So, Jim, if you come up with a good topic for the forum I would be happy to respond to your ideas and remarks. I look forward to your future posts.


----------



## ErickthePutz (Jan 10, 2021)




----------



## jimcosta (Jun 11, 2017)

I feel that the Main Street News Media will be no longer in influence in the U.S. by the end of December. 
They are destroying themselves by steering the narrative to madness instead of truth. 

This is a Rant I posted Monday: 
*Jim’s Rant For The Day. I get The Feel Today May Be Putting Us In The Last Month.*

*A lot of things are taking shape now that signals that we are winning and about to go to the public visible winning side of the precipice. I suggest you begin with the **Ben Fulford Blurb** today. Then make sure you listen to yesterday’s 14 Minute **Clif High podcast** in which he explains attacking the government employee’s surety bonds to take back control over our government quickly. 

Then watch the 43 minute **SGT podcast** on how one man did this very thing to two Ohio School Boards to force them to immediately end their school mask requirements. Folks, this is grabbing them by the balls and anyone can easily do it in their own communities. The government will even have to give you free legal help in doing it! 
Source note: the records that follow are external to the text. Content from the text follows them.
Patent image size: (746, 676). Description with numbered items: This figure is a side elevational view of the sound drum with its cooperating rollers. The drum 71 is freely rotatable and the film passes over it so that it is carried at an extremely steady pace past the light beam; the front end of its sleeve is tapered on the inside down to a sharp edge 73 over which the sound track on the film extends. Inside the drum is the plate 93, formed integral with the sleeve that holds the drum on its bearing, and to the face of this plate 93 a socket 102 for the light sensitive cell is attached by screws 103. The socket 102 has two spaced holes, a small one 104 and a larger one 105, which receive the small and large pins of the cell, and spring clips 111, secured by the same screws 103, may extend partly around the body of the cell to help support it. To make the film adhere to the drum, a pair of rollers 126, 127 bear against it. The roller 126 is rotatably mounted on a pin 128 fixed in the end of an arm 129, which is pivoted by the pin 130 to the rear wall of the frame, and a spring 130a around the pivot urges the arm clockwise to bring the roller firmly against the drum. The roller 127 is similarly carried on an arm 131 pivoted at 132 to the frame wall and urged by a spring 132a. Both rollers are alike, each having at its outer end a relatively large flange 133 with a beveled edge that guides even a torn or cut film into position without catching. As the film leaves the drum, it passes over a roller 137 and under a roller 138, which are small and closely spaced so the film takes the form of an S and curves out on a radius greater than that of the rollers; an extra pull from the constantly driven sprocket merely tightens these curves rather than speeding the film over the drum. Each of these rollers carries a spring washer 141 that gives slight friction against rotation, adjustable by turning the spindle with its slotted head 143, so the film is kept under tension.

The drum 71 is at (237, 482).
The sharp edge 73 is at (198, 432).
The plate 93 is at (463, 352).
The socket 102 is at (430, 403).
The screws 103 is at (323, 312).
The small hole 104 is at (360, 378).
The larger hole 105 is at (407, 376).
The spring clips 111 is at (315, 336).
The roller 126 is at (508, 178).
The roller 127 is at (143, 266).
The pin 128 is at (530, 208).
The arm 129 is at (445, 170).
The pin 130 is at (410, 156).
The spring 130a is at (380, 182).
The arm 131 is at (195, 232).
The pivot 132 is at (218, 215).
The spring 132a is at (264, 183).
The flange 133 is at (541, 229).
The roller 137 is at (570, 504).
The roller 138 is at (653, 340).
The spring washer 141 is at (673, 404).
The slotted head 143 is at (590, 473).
This can also be done against medical doctors and hospital directors that continue to perpetuate the Plandemic hoax. All of this boils down to doing away with their insurance coverage so they can no longer work as government employees or in the medical world in the practice of medicine. It’s time we serve ourselves. 

By the way, the state School Board Associations talk to each other so I am sure word of this will travel fast. If you recall, during the '07-'09 bank collapse and bailout, one major insurance (AIG Insurance) was "somehow" bailed out because it was too dangerous to the government to lose it. As Clif points out only a few insurance companies issue government surety bonds. Could it be . . . ? 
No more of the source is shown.